Why does my IIM account pay so much higher interest than my bank account?   Isn’t it basically the same thing?

Signed, Loves Coffee

Dear Loves Coffees,

An IIM or Individual Indian Money account is a very unique financial product that differs from a bank account in several key ways.  For starters IIM accounts are available only to Native American people who have income from assets held in trust by the federal government.  Lease income, grazing and range permits, mineral rights, land sales, and settlement awards are just a few examples of trust income.

IIM accounts, managed by the Bureau of Trust Funds Administration formerly known as the Office of the Special Trustee for American Indians, are short term investments and highly liquid.  Meaning they can quickly and easily be converted to cash.

Over the past fifteen years IIM accounts have delivered about a 3.0% average annual return.  That beats the heck out of a typical savings account at a bank or credit union where current rates run as low as 0.15%.  Spoiler alert – it takes almost 500 years to double your principal with a 0.15% annual percentage yield.  And we wonder why so many people in this country struggle to save money – tsk, tsk.

The reason for the huge difference in return is because IIM funds are pooled with other trust monies into something called the U.S. Treasury Overnighter.  No, it’s not a sleep over at grandma’s house.  Although I sure do miss those big family breakfasts!

The Treasury Overnighter is an investment that matches yields on U.S. Treasury bills, a type of government bond that matures in four weeks.  The collective power of over a billion dollars of Indian trust monies invested in higher yielding bonds are why IIM accounts earn a rate of return that blows regular bank accounts out of the water. 

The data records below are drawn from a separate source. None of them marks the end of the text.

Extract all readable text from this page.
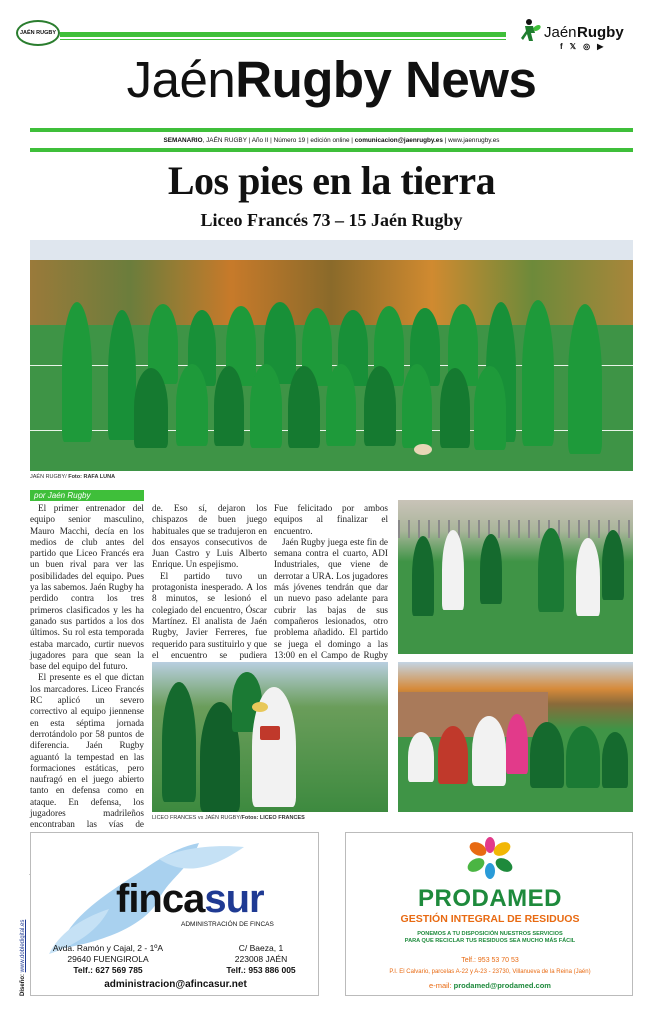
JAÉN RUGBY	Jaén Rugby
f 𝕏 ◎ ▶
JaénRugby News
SEMANARIO, JAÉN RUGBY | Año II | Número 19 | edición online | comunicacion@jaenrugby.es | www.jaenrugby.es
Los pies en la tierra
Liceo Francés 73 – 15 Jaén Rugby
JAÉN RUGBY/ Foto: RAFA LUNA
por Jaén Rugby

El primer entrenador del equipo senior masculino, Mauro Macchi, decía en los medios de club antes del partido que Liceo Francés era un buen rival para ver las posibilidades del equipo. Pues ya las sabemos. Jaén Rugby ha perdido contra los tres primeros clasificados y les ha ganado sus partidos a los dos últimos. Su rol esta temporada estaba marcado, curtir nuevos jugadores para que sean la base del equipo del futuro.

El presente es el que dictan los marcadores. Liceo Francés RC aplicó un severo correctivo al equipo jiennense en esta séptima jornada derrotándolo por 58 puntos de diferencia. Jaén Rugby aguantó la tempestad en las formaciones estáticas, pero naufragó en el juego abierto tanto en defensa como en ataque. En defensa, los jugadores madrileños encontraban las vías de

de. Eso sí, dejaron los chispazos de buen juego habituales que se tradujeron en dos ensayos consecutivos de Juan Castro y Luis Alberto Enrique. Un espejismo.

El partido tuvo un protagonista inesperado. A los 8 minutos, se lesionó el colegiado del encuentro, Óscar Martínez. El analista de Jaén Rugby, Javier Ferreres, fue requerido para sustituirlo y que el encuentro se pudiera

Fue felicitado por ambos equipos al finalizar el encuentro.

Jaén Rugby juega este fin de semana contra el cuarto, ADI Industriales, que viene de derrotar a URA. Los jugadores más jóvenes tendrán que dar un nuevo paso adelante para cubrir las bajas de sus compañeros lesionados, otro problema añadido. El partido se juega el domingo a las 13:00 en el Campo de Rugby

LICEO FRANCES vs JAÉN RUGBY/Fotos: LICEO FRANCES
fincasur
ADMINISTRACIÓN DE FINCAS
Avda. Ramón y Cajal, 2 - 1ºA
29640 FUENGIROLA
Telf.: 627 569 785
C/ Baeza, 1
223008 JAÉN
Telf.: 953 886 005
administracion@afincasur.net
PRODAMED
GESTIÓN INTEGRAL DE RESIDUOS
PONEMOS A TU DISPOSICIÓN NUESTROS SERVICIOS
PARA QUE RECICLAR TUS RESIDUOS SEA MUCHO MÁS FÁCIL
Telf.: 953 53 70 53
P.I. El Calvario, parcelas A-22 y A-23 - 23730, Villanueva de la Reina (Jaén)
e-mail: prodamed@prodamed.com
Diseño: www.dobledigital.es
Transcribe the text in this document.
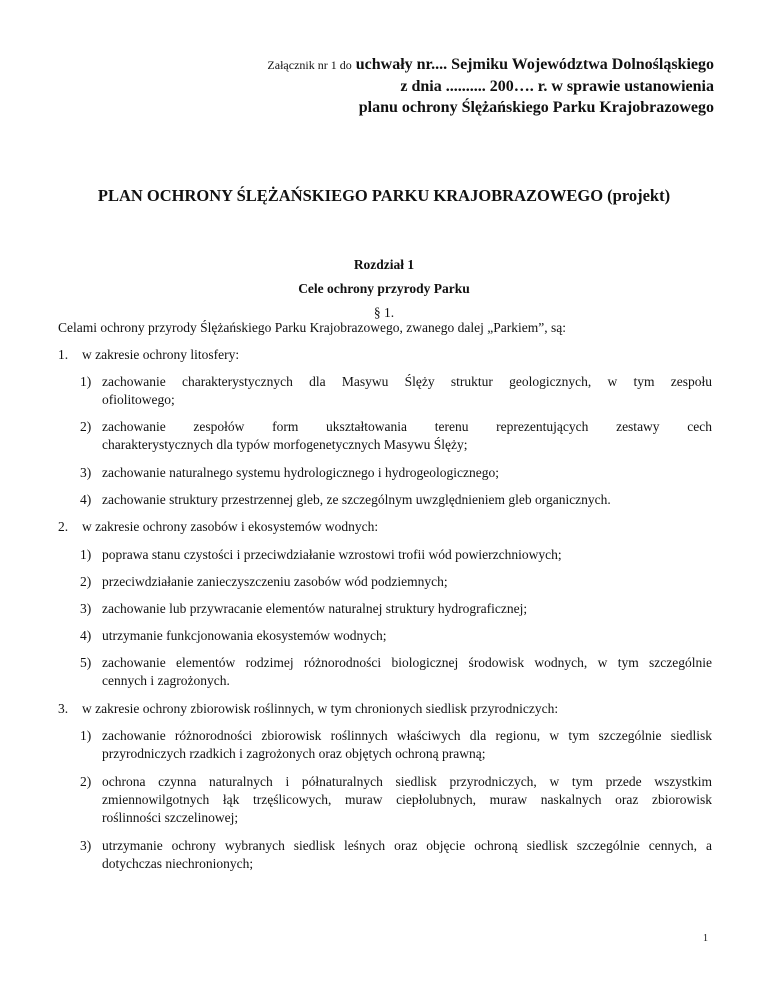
Załącznik nr 1 do uchwały nr.... Sejmiku Województwa Dolnośląskiego
z dnia .......... 200…. r. w sprawie ustanowienia
planu ochrony Ślężańskiego Parku Krajobrazowego
PLAN OCHRONY ŚLĘŻAŃSKIEGO PARKU KRAJOBRAZOWEGO (projekt)
Rozdział 1
Cele ochrony przyrody Parku
§ 1.
Celami ochrony przyrody Ślężańskiego Parku Krajobrazowego, zwanego dalej „Parkiem”, są:
1. w zakresie ochrony litosfery:
1) zachowanie charakterystycznych dla Masywu Ślęży struktur geologicznych, w tym zespołu
ofiolitowego;
2) zachowanie zespołów form ukształtowania terenu reprezentujących zestawy cech
charakterystycznych dla typów morfogenetycznych Masywu Ślęży;
3) zachowanie naturalnego systemu hydrologicznego i hydrogeologicznego;
4) zachowanie struktury przestrzennej gleb, ze szczególnym uwzględnieniem gleb organicznych.
2. w zakresie ochrony zasobów i ekosystemów wodnych:
1) poprawa stanu czystości i przeciwdziałanie wzrostowi trofii wód powierzchniowych;
2) przeciwdziałanie zanieczyszczeniu zasobów wód podziemnych;
3) zachowanie lub przywracanie elementów naturalnej struktury hydrograficznej;
4) utrzymanie funkcjonowania ekosystemów wodnych;
5) zachowanie elementów rodzimej różnorodności biologicznej środowisk wodnych, w tym szczególnie
cennych i zagrożonych.
3. w zakresie ochrony zbiorowisk roślinnych, w tym chronionych siedlisk przyrodniczych:
1) zachowanie różnorodności zbiorowisk roślinnych właściwych dla regionu, w tym szczególnie siedlisk
przyrodniczych rzadkich i zagrożonych oraz objętych ochroną prawną;
2) ochrona czynna naturalnych i półnaturalnych siedlisk przyrodniczych, w tym przede wszystkim
zmiennowilgotnych łąk trzęślicowych, muraw ciepłolubnych, muraw naskalnych oraz zbiorowisk
roślinności szczelinowej;
3) utrzymanie ochrony wybranych siedlisk leśnych oraz objęcie ochroną siedlisk szczególnie cennych, a
dotychczas niechronionych;
1
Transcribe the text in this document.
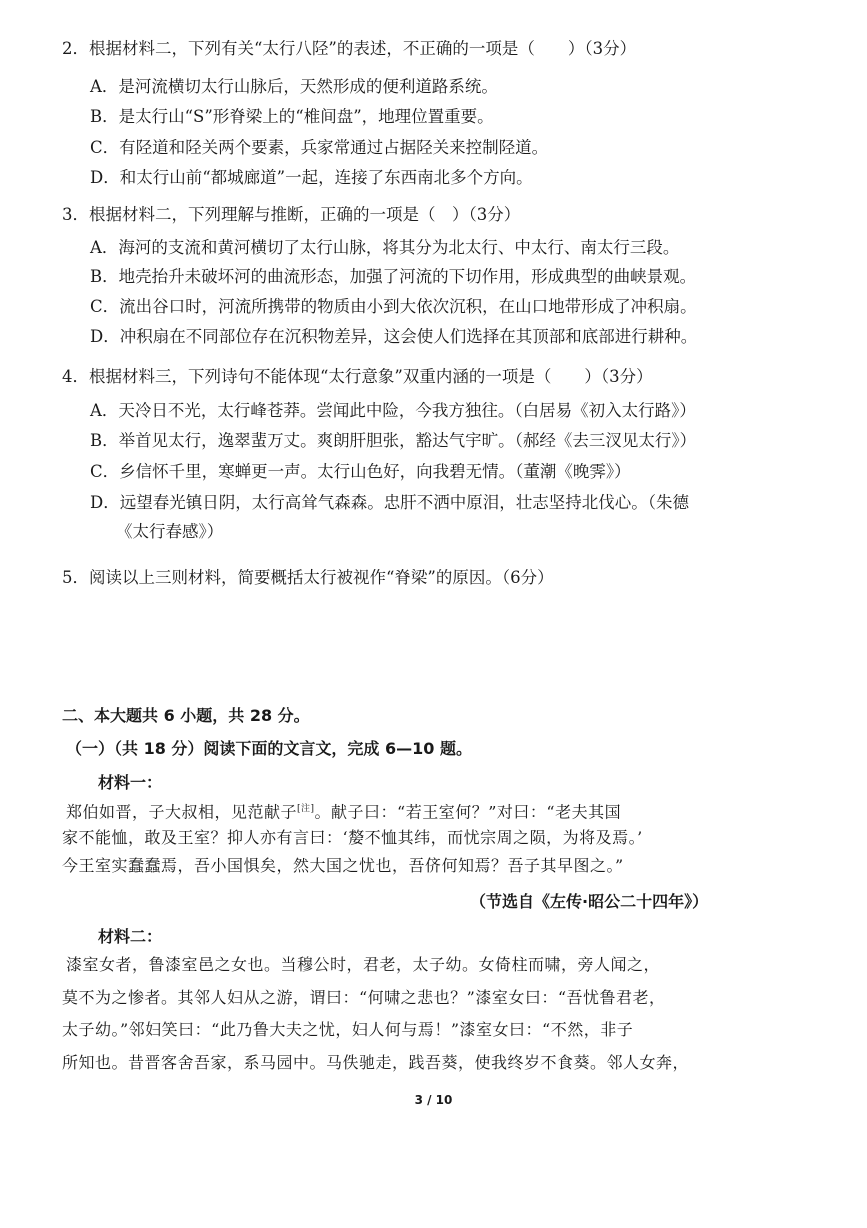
2．根据材料二，下列有关“太行八陉”的表述，不正确的一项是（　　）（3分）
A．是河流横切太行山脉后，天然形成的便利道路系统。
B．是太行山“S”形脊梁上的“椎间盘”，地理位置重要。
C．有陉道和陉关两个要素，兵家常通过占据陉关来控制陉道。
D．和太行山前“都城廊道”一起，连接了东西南北多个方向。
3．根据材料二，下列理解与推断，正确的一项是（　）（3分）
A．海河的支流和黄河横切了太行山脉，将其分为北太行、中太行、南太行三段。
B．地壳抬升未破坏河的曲流形态，加强了河流的下切作用，形成典型的曲峡景观。
C．流出谷口时，河流所携带的物质由小到大依次沉积，在山口地带形成了冲积扇。
D．冲积扇在不同部位存在沉积物差异，这会使人们选择在其顶部和底部进行耕种。
4．根据材料三，下列诗句不能体现“太行意象”双重内涵的一项是（　　）（3分）
A．天冷日不光，太行峰苍莽。尝闻此中险，今我方独往。（白居易《初入太行路》）
B．举首见太行，逸翠蜚万丈。爽朗肝胆张，豁达气宇旷。（郝经《去三汊见太行》）
C．乡信怀千里，寒蝉更一声。太行山色好，向我碧无情。（董潮《晚霁》）
D．远望春光镇日阴，太行高耸气森森。忠肝不洒中原泪，壮志坚持北伐心。（朱德
《太行春感》）
5．阅读以上三则材料，简要概括太行被视作“脊梁”的原因。（6分）
二、本大题共 6 小题，共 28 分。
（一）（共 18 分）阅读下面的文言文，完成 6—10 题。
材料一：
郑伯如晋，子大叔相，见范献子[注]。献子曰：“若王室何？”对曰：“老夫其国
家不能恤，敢及王室？抑人亦有言曰：‘嫠不恤其纬，而忧宗周之陨，为将及焉。’
今王室实蠢蠢焉，吾小国惧矣，然大国之忧也，吾侪何知焉？吾子其早图之。”
（节选自《左传·昭公二十四年》）
材料二：
漆室女者，鲁漆室邑之女也。当穆公时，君老，太子幼。女倚柱而啸，旁人闻之，
莫不为之惨者。其邻人妇从之游，谓曰：“何啸之悲也？”漆室女曰：“吾忧鲁君老，
太子幼。”邻妇笑曰：“此乃鲁大夫之忧，妇人何与焉！”漆室女曰：“不然，非子
所知也。昔晋客舍吾家，系马园中。马佚驰走，践吾葵，使我终岁不食葵。邻人女奔，
3 / 10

But there’s another big difference.  Unlike a bank account a person can’t deposit money into an IIM account earned from wages, salaries, side hustles, and other non-trust sources.  The funds have to come exclusively from trust income.

However, to take advantage of the higher returns a person can and should use an IIM account like a bank account if they have substantial trust income.  They simply need to place a voluntary hold on the account.  Otherwise funds are automatically dispersed when the account balance reaches $15 or less depending on the type of trust income in the account.  Once a voluntary hold takes effect the IIM account holder can receive disbursements any time either by check, direct deposit, or debit card.